Als Folge des marianischen Verlustes geschah artifizielle (künstliche) Entweiblichung mit Pille und Spirale (die Unfruchtbarkeit der Paare in der Bundesrepublik Deutschland hat in den vergangenen Jahren von 10 auf 20 % zugenommen) bis zur Pervertierung durch den militanten lesbischen Feminismus.“
Die einzig mögliche Konsequenz aus dieser tristen Situation kann nur lauten:
„Verwüstungen dieser Art sind nur durch eine intensive bewusstmachende Pflege marianischen Geistes aufzuhalten!“
Maria hat zu ihrem Kind ihr liebendes Ja gesagt, sie hat die Mühen der Schwangerschaft mit allen Beschwernissen des Weges nach Bethlehem und die Geburt in der Armut einer Felsenhöhle, draußen vor der Stadt bei den Tieren, ebenso wenig gescheut wie die Flucht nach Ägypten und das Leben einer Flüchtlingsfamilie in der heidnischen Fremde.

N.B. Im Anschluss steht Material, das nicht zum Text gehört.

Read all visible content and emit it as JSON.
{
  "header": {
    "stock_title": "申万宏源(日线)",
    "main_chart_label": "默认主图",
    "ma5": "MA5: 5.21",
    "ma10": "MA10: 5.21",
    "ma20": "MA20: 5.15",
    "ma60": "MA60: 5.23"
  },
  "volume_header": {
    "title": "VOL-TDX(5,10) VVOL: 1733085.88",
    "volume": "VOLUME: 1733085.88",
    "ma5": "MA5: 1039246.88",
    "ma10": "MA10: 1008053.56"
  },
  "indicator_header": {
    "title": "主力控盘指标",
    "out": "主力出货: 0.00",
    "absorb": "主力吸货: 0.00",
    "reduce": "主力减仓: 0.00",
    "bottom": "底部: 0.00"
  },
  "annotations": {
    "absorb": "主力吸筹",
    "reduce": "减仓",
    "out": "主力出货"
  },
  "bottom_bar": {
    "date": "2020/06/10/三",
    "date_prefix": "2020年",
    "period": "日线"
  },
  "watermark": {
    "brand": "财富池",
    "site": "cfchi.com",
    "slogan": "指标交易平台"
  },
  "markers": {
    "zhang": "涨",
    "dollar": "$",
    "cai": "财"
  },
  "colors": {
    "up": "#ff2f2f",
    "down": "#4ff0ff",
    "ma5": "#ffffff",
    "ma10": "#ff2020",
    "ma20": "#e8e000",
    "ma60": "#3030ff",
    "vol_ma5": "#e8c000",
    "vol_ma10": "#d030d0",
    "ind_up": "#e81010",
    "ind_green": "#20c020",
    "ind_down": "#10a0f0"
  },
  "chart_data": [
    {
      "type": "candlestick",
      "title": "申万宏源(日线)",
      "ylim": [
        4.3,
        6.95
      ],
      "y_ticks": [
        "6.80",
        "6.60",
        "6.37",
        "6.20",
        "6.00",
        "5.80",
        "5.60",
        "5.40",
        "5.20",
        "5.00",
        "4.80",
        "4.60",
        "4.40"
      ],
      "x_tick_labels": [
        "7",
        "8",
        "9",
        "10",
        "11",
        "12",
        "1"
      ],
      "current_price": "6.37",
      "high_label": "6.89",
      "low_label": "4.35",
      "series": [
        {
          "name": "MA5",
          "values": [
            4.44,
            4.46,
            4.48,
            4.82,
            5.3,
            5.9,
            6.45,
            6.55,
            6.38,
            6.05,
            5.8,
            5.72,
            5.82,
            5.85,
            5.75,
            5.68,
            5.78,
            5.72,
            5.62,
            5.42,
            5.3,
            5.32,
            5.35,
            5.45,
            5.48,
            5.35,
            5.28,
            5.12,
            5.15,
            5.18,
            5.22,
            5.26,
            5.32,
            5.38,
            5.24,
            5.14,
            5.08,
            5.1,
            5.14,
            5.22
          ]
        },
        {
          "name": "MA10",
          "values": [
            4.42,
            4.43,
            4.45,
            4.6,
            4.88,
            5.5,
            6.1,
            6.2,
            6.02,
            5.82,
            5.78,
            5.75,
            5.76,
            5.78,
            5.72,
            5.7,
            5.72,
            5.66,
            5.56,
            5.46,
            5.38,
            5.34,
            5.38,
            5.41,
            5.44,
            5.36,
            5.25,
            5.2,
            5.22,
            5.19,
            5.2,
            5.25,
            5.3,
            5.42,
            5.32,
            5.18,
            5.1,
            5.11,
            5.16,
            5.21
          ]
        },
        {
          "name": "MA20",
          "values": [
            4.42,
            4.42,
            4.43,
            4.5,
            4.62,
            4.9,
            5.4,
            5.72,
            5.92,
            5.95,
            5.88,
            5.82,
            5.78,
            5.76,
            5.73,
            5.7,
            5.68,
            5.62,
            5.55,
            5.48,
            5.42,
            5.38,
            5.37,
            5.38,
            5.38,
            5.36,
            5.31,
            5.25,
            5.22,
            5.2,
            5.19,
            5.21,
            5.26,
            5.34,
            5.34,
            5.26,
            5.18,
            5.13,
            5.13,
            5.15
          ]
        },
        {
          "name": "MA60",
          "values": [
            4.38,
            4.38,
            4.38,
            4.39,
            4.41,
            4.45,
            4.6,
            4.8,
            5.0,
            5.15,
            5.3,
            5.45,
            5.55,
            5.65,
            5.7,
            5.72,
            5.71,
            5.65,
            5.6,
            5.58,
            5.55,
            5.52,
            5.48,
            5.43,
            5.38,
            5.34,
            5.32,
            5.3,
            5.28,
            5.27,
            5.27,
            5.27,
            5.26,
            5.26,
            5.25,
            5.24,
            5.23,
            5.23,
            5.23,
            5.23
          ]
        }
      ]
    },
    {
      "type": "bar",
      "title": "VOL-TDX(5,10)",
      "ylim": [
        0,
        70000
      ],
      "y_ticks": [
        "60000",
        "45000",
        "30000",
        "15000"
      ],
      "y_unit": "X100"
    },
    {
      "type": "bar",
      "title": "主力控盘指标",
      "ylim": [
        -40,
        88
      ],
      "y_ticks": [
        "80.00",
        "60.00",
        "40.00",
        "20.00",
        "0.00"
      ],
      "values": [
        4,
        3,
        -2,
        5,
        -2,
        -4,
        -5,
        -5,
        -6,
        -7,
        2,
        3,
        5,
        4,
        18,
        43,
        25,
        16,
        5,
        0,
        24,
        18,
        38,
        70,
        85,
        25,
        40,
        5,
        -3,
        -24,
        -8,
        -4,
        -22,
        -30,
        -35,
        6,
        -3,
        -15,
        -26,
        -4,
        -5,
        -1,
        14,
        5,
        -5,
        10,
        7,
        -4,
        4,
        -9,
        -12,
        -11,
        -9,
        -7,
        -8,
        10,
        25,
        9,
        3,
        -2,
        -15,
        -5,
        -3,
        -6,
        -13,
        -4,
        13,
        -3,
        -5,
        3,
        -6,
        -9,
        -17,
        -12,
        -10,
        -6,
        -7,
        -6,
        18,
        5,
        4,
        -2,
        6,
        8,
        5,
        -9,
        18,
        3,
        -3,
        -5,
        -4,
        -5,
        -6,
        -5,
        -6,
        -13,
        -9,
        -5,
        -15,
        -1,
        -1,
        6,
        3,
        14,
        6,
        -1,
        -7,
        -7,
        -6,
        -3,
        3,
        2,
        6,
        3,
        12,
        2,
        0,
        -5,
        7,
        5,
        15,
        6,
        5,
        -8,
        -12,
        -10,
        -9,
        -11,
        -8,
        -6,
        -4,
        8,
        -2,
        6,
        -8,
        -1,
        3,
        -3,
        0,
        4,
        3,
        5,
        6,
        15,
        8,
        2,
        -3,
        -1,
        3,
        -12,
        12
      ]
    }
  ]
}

Der Arbeiterfrau sind keine gebratenen Tauben zugeflogen, sie hat mir ihrer Hände Fleiß das tägliche Brot mitverdienen müssen. Sie hat es mit Freuden getan und ihrem Kind auch nicht eine Spur der ihm geschuldeten Mutterliebe vorenthalten.
„Gott selbst nennt sie ihr Kind, eingebettet in die kleine, warme Wiege ihrer Mutterarme. Keine Mutter konnte je so mütterlich gut zu ihrem Herzenskindlein sein wie Maria. Sie liebte ihren Sohn mit inniger Liebe, die zu bringen er auf Erden erschienen war, mit jener Liebe, die glühender und erhabener als jede irdische Mutterliebe ist. In Mariens Seele wohnte ja eine Fülle und Tiefe der Empfindung, die keine Erdentochter mit ihr teilte; denn ihre Seele stand ja niemals unter den Folgen der Erbsünde.
Bei Maria war natürliche und übernatürliche Liebe nichts Widersprechendes; sie verband beide in wundervoller Harmonie. Ihr Herz und ihre Seele lebten ganz einzig ihrem Kinde und dienten damit zugleich ihrem Gott, dem sie ihr Herzblut weihen und schenken durfte in mütterlicher Spendekraft, und das Kind dankte es ihr, wie eben nur Jesus danken konnte“ (Haugg).
Wenn die Kirche ihre volle geistliche Kraft wieder zurückgewinnen und die menschliche Gesellschaft wieder gesunden soll, dann muss sie der Mutter, der irdischen und der himmlischen, den ihr von Gott zugewiesenen Platz wieder zurückgeben.
Einer Familie ohne Mutter fehlt das Herz, einer Welt ohne Mütterlichkeit die wärmende Liebe.
Holen wir die Mutter zurück, damit es wieder hell und warm wird in unseren Stuben und lassen wir sie dort in der Kirche stehen, wo Gott sie hingestellt hat: bei ihrem göttlichen Sohn, unserem Herrn und Erlöser Jesus Christus!